Tucson artist Brooke Grucella combines graffiti, comic books and surf culture into eye-popping art you could almost eat.
Somebody once said to Brooke Grucella: "Your colors are like taffy. You could almost eat it."
The Tucson artist says it was the best compliment she ever got. "That's how I feel about work that you like and admire. You just want to eat it. You want to ingest every detail of it. You're enveloped."
Enveloping people is what Brooke does, with art painted directly onto massive pieces of MDF, or sometimes onto walls, in a style that is somewhere along a continuum of graffiti, murals and comic books.
She picks up what she calls the "oops" house paint that people return to DIY stores, "because why let it go to waste, and sometimes those colors are really unusual". She adds acrylic paint, and sometimes ink and Sharpie pen, and she draws on the influences of her southern California upbringing - surf culture, graffiti and comics - to produce pop-arty images, statements on community, sexuality and "breaking from the system".
Brooke, a graduate of Arizona State University, didn't entirely break from the system herself. She says her brother summed her up exactly when he once said: "In a family of rock stars you are a roadie."
"I'm a nerd. I gravitate towards people on the fringes of the system, who do their own thing. But I don't think I'm quite on the outside that I aspire to," she says. Which is where the art comes in.
She grew up in Simi Valley, 45 minutes from Los Angeles, a place that prides itself on is clean air, good schools and low crime rates, famous for not much more than the fact it hosted the Rodney King trials.
On school field trips to L.A., she was drawn to the graffiti art around the canals and Venice Beach. "I was captivated by the fact that they were accessible to everybody," says Brooke.
"My family were not a family to go to LACMA or MOCA or any of the other places that are so accessible." So Brooke found art on walls, on the bottom of surfboards, and in comics. "We had a comic bookshop right up the way from our house. I read Image and the Marvel comics. I was enamored by Wolverine."
The store had a section that displayed customers' drawings, and it would always be a thrill for her when, aged 12 or 13, her copied drawings from the comics she was reading made it to that wall.
Now 33, her work is hitting walls all over, including galleries in Los Angeles, Washington D.C., San Francisco, and Tucson's Obsidian Gallery.
It's also at the new Session Yoga in Tucson's BroadwayVillage, owned by Brooke's friend Chelsea Lucas.
Chelsea and co-owner Kristin Horton commissioned Brooke to paint one of the walls in the studio. What emerged was a vivid show of some of the words that inspire the whole staff there: 'happiness', 'music', 'vinyasa', 'connect'.

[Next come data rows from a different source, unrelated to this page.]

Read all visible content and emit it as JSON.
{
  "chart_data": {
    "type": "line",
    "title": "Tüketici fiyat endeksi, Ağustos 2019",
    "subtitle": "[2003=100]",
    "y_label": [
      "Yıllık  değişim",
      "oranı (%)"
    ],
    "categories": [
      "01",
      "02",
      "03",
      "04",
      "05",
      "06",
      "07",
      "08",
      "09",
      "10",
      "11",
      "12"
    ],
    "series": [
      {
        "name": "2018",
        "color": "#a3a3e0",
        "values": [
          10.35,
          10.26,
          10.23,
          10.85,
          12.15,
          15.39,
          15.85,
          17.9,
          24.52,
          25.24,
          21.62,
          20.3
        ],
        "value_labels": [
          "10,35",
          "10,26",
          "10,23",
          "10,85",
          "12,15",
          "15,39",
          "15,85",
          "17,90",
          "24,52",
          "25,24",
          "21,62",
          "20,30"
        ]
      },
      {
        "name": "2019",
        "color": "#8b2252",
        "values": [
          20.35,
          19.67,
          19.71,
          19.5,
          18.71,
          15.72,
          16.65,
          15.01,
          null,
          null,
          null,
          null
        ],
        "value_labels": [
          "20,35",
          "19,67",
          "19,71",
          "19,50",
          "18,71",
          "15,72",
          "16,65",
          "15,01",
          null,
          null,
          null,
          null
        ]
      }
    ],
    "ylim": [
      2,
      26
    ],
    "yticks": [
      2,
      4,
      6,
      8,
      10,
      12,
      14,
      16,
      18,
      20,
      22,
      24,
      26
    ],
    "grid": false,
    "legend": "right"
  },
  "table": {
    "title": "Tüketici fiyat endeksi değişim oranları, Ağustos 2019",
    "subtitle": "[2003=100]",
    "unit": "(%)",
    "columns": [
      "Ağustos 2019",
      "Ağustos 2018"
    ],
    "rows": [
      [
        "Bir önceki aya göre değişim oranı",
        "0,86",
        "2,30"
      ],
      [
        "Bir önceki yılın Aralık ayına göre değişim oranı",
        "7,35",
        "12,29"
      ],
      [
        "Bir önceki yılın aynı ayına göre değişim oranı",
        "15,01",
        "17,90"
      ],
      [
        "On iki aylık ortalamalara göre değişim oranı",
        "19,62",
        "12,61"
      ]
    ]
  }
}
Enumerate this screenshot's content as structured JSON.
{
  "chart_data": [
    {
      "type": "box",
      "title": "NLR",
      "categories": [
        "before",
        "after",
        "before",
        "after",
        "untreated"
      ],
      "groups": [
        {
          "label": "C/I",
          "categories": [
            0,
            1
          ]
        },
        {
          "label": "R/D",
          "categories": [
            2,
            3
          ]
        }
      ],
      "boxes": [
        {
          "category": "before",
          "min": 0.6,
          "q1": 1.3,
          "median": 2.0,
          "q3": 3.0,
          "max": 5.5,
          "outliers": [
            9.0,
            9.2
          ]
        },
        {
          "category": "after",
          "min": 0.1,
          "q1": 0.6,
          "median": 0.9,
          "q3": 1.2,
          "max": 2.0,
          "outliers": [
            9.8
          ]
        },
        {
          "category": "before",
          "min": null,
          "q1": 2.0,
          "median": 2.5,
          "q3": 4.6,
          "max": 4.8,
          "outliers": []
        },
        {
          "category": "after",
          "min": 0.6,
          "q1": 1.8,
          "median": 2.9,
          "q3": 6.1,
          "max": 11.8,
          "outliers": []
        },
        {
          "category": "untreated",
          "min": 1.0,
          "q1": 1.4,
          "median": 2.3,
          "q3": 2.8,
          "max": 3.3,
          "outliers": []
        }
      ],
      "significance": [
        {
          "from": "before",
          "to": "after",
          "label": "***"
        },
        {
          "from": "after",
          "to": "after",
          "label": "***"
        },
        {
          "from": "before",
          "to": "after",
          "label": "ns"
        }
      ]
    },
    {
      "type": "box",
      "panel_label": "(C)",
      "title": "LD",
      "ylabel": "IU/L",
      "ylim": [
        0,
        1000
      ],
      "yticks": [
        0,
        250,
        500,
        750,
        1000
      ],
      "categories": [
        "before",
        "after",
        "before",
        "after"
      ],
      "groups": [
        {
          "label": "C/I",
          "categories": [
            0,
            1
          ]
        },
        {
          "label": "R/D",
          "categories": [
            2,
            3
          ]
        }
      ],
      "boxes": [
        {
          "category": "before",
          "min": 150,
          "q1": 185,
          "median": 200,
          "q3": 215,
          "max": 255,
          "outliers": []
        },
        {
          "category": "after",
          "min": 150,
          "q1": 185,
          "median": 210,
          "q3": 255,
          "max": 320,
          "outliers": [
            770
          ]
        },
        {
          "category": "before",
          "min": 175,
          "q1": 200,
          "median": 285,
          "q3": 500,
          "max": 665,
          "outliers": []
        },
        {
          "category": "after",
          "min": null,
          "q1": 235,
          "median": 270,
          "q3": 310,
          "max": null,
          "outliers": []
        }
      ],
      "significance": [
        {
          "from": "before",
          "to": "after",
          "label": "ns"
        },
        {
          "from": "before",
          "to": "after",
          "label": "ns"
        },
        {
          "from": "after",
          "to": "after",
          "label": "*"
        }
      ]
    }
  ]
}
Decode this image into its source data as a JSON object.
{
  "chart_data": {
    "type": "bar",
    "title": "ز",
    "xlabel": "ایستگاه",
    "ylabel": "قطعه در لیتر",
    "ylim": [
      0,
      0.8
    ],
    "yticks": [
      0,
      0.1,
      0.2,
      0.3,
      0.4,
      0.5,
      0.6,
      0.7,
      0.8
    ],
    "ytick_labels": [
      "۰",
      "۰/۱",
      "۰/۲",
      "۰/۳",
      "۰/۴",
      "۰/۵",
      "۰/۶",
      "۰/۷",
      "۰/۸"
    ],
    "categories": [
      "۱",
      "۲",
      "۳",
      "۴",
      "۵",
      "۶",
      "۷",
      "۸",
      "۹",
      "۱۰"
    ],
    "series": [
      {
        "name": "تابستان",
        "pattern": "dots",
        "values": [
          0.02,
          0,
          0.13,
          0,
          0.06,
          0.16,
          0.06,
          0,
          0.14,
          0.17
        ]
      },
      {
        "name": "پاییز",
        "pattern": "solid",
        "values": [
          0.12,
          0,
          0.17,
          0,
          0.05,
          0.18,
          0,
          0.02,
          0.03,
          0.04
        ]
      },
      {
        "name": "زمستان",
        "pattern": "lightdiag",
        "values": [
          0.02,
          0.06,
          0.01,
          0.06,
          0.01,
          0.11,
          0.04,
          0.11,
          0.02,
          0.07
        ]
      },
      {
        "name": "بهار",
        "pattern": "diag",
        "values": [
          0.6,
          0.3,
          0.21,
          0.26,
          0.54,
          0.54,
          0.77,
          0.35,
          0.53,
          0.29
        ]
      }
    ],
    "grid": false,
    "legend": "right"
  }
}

Brooke moved to Tucson in 2006 for a job as professor of practice and curator of the School of Art at the University of Arizona. She makes time in the evenings and the Friday afternoons she gets off early from work to paint almost every day, in the half of her garage that she has turned into a studio. She prefers painting huge pieces; the space frees her up to have more fun, she says. And she favors painting directly onto MDF than onto canvas. "Sometimes I leave the wood exposed and sometimes there are scratch marks. That creates texture."
In a show she takes part in next week at Legend City Studios in Phoenix, she has deliberately torn parts of the MDF and folded it into the work itself.

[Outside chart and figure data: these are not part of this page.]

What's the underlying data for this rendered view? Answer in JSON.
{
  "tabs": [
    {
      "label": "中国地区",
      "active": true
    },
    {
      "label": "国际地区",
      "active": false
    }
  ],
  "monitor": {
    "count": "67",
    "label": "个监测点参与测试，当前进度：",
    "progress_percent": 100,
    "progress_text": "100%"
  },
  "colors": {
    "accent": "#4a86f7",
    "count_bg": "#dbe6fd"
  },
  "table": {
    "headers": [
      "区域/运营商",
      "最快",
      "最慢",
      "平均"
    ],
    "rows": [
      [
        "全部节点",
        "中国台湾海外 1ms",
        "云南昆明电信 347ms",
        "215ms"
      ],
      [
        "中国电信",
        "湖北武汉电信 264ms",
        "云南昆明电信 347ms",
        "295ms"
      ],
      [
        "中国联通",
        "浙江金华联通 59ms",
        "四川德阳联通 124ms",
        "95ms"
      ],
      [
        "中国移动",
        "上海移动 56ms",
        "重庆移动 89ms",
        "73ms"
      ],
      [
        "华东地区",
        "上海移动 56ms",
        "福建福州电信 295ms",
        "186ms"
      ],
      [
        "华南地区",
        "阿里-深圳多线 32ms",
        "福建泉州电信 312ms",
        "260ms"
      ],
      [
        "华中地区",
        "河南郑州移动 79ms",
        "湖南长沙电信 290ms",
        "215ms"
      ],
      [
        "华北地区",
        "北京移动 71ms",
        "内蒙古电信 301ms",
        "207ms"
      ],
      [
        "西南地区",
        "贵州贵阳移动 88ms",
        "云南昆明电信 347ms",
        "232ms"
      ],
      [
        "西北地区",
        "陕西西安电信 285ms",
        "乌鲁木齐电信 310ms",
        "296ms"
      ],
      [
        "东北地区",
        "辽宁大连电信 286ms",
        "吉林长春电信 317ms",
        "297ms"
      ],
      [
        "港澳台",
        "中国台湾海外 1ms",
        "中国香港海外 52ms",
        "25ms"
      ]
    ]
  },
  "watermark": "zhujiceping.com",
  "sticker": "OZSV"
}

There is a "dark humor" to her pieces, she says. When commissioned by the Art Whino Gallery in Washington D.C. to do the 8ft by 20ft piece shown on our home page, she was asked to come up with something happy and lively. Sponsors of the show were SoBe and Vitamin Water. She says she had trouble, not just with the happiness element of it, but being told what to do. "To be forced into a kind of theme was the biggest challenge."
The result was a painting inspired by the song 'You Should be Dancing' by the Bee Gees. "Yeah well, my taste in music is eclectic," she laughs.